In [None]:
import pandas as pd
import numpy as np
from sklearn.model_selection import StratifiedKFold
from sklearn.metrics import roc_auc_score
import optuna
from lightgbm import LGBMClassifier
from xgboost import XGBClassifier
from catboost import CatBoostClassifier

In [None]:
train = pd.read_csv('my_data/my_train.csv')
test = pd.read_csv('my_data/my_test.csv')

In [None]:
# Выбор целевой переменной и признаков
y = train['apply_promo']
X = train.drop(columns=['apply_promo', 'ClientUUId'])  # ClientUUId также не нужен для обучения
X_test = test.drop(columns=['ClientUUId'])

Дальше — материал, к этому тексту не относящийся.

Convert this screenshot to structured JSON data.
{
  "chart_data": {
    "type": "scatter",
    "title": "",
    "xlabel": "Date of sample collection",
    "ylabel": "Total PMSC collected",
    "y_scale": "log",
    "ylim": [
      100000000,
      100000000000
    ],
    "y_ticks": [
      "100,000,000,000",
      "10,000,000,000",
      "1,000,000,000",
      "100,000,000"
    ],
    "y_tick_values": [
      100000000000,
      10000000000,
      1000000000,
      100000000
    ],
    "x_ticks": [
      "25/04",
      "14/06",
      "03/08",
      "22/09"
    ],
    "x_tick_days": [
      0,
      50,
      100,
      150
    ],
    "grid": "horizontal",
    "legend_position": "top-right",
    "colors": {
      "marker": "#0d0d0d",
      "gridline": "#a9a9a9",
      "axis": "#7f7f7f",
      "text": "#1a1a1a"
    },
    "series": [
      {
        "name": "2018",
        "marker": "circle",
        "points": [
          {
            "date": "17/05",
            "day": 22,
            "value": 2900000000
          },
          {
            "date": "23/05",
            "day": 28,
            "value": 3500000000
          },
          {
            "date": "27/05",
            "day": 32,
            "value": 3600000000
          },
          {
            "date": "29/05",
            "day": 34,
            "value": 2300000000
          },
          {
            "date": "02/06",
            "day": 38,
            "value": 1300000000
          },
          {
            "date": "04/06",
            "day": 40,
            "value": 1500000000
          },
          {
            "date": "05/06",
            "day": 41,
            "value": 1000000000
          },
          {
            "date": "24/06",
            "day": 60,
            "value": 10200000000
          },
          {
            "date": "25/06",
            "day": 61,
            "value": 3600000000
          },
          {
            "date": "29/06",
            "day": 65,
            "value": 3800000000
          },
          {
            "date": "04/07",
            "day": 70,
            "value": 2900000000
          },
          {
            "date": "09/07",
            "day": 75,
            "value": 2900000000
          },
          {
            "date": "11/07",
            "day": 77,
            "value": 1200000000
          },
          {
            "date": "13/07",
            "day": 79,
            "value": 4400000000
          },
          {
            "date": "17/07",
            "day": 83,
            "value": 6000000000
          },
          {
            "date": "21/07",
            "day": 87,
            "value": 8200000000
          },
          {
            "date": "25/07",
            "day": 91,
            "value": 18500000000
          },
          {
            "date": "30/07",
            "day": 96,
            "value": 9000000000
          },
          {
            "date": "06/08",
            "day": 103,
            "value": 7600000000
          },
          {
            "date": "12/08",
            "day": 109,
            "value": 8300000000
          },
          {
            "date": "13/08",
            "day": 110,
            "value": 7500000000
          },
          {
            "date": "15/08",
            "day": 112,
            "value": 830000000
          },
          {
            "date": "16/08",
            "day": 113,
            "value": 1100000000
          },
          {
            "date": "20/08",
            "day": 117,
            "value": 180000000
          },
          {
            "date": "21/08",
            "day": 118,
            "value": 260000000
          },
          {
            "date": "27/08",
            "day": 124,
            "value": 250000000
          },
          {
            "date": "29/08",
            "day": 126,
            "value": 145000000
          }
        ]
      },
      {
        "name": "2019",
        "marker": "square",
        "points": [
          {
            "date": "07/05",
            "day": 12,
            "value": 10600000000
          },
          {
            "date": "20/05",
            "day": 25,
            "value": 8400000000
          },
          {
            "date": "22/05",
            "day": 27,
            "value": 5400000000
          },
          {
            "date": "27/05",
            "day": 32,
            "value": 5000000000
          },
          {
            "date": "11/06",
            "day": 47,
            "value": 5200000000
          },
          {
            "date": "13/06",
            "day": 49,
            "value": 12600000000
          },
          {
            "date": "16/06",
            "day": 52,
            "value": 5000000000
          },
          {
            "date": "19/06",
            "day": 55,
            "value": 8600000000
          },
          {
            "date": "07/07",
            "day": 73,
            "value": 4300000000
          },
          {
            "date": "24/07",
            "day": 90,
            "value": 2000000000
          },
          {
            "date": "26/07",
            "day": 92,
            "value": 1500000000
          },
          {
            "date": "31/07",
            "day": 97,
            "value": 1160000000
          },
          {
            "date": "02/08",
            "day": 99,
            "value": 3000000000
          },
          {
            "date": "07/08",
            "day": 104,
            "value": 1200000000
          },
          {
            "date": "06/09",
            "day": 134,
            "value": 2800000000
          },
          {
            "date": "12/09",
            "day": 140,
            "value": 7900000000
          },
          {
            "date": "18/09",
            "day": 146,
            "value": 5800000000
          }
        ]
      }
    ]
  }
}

# Замена специальных символов в названиях признаков (LGBM требует так)
X.columns = X.columns.str.replace('[^a-zA-Z0-9_]', '_', regex=True)
X_test.columns = X_test.columns.str.replace('[^a-zA-Z0-9_]', '_', regex=True)

In [None]:
# Стратифицированные K-Folds
n_splits = 2  # Количество фолдов
skf = StratifiedKFold(n_splits=n_splits, shuffle=True, random_state=42)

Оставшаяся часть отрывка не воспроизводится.